- Elline Lipkin is an author and research scholar with UCLA's Center for the Study of Women.
- Throughout her career, she says she's often written articles for academic journals without payment.
- When journals don't pay writers, Lipkin says scholars with fewer financial resources are edged out.
After nearly 15 years as an independent academic, I always appreciate the impact of an eye-opening statement like: "Did you know most adjunct faculty, working full time, even with a doctorate, earn under $40,000 a year?"
Recently, I watched mouths drop during a weekend Zoom seminar on freelance writing when I held up a copy of a book, freshly published by a major university press, to which I'd contributed a chapter, and explained my "payment" consisted of two free copies of the volume. Then I casually mentioned that a recent book review I completed - for a prominent scholarly journal - would yield zero dollars.
The would-be journalists shook their heads, as most professionals do since payment for their labor, in dollars, is considered standard - which is to say pretty much all other fields.
Not so in
To further drive my point home to the freelance writers, I held up the two books I've solo-authored and explained that one yielded an advance of exactly $1,000 and the other $4,000, since they were marketed as academic and literary work.
Pulling back the curtain on academic exploitation gets a great reaction every time. And after I began to directly question the gatekeepers of this system, the shock began to come from the other side.
Simply asking to be paid for your work in academia comes across as heresy
Some people act as if money taints the lofty ideas and intellectual labor of academic work.
"It's just not done," one editor said to me when I asked why I couldn't be compensated for a recent article. "Since we're an academic journal, we never pay."
Another editor moved from initial confusion to outrage at my audacity for even asking to get paid.
The trouble with this archaic system - where 'it's just not done' - is who it systemically leaves out
It's no secret that if you're inside the academic system - that is, lucky enough to land a tenure-track job - you're in for approximately seven years of intense ladder-climbing in which publication by a vetted journal equals the golden ticket to tenure, which secures a job, benefits, and retirement, for life.
For scholars on this path, each article, conference presentation, or book is another rung climbed to the promised security at the top.
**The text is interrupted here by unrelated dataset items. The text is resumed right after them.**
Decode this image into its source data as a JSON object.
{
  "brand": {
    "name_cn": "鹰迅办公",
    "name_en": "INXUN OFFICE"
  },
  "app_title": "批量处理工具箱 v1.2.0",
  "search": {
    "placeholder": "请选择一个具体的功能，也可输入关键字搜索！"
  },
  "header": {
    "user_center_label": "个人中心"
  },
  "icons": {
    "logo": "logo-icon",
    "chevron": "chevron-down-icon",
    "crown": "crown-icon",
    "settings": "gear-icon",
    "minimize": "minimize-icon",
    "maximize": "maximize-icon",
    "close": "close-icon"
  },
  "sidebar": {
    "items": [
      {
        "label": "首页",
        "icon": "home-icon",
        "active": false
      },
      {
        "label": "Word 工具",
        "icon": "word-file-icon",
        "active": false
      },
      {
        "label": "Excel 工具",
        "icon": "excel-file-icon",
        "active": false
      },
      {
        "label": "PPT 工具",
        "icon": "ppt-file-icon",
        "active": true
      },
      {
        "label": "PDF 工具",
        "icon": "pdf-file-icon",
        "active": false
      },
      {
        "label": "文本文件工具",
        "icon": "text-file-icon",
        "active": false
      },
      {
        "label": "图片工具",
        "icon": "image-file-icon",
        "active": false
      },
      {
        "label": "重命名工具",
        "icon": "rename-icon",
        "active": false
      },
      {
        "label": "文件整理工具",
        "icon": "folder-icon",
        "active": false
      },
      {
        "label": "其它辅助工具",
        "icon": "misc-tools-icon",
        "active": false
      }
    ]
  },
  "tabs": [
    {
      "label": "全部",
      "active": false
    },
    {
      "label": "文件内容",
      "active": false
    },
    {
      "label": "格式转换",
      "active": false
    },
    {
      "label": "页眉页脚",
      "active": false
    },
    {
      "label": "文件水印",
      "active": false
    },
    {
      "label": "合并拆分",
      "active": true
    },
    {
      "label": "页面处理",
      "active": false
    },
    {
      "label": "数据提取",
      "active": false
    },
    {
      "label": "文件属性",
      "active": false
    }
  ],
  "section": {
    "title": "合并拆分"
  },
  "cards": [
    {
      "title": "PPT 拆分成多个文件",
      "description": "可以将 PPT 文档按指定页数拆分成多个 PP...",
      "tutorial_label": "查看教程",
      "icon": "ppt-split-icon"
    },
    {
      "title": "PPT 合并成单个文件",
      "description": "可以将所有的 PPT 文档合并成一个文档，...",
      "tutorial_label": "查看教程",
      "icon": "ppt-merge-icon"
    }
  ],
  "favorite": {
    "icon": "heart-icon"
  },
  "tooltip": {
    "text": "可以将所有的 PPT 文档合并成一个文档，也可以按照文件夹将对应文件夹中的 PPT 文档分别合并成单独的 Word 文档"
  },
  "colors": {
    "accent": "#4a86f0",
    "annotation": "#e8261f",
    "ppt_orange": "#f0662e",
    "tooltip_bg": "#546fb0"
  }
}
This path is reliant on the fact that tenure-track faculty receive full-time salaries, and often use additional travel and grant money to support their work. As a result, not receiving a penny for an article is considered acceptable, since this work is underwritten by their departments and the expectation to publish is built into the very definition of their jobs.
This model - to work for free to net the 'currency' of a publication credit - works only for salaried academics
The trouble is that tenure track jobs have shrunk exponentially, leaving everyone else who wants to participate in their field - adjuncts, lecturers, and independent academics - to essentially self-fund their own labor.
Also, it reinforces a system where separating labor from actual currency is acceptable, while others (literally) profit from it - all without questioning what it costs people to work for free and makes a level of economic privilege a baseline to participate within academia.
In the world of independent academics, some can afford to work for free, most likely because they're supported by a partner or other means. Then there are those, like myself, who continue to do this work because we want to contribute to our fields. Why should our voices be barred from the intellectual conversation?
Without payment for our work, the scholars most likely to stop participating are those with the fewest financial resources
This is a demographic which I suspect breaks down along race and class lines. What loss is there to the profession when swathes of scholars are edged out or chased from the conversation because they dared to think they should be paid for their work?
When I surveyed junior academics who were outside the tenure track, the concept of "choice" came up repeatedly. If you're adjuncting and want to make yourself competitive for a tenure-track job, most argued, it's a choice to put in the time during late nights and weekends to keep submitting to journals.
The reality of this is undeniable, but this argument seems suspiciously close to one I've heard for years about women opting out of the workforce simply by "choice." While people with economic privilege can exercise their "choice" to work for free, those who are worrying about rent, bills, and in all likelihood, mountains of student loans, have no actual choice at all.
The journal to which I contributed my article is available for purchase through its distributor Taylor & Francis - for $303 an issue. My article is downloadable for $45.
I refrained from asking the editor-in-chief if the printing paper was donated or if workers at the production plant were asked to work off the clock while they put together this issue.
I know the answer. If everyone else gets paid - an actual wage - for creating this volume, why are those whose labor make up its essential content asked to work for free?
Imagine it - money being exchanged for labor, even the intellectual kind. That this idea would come as a jolt to those within academia, who pay mortgages, bills, and need to eat, yet expect ideas to circulate in a kind of intellectual aerie - is itself shocking.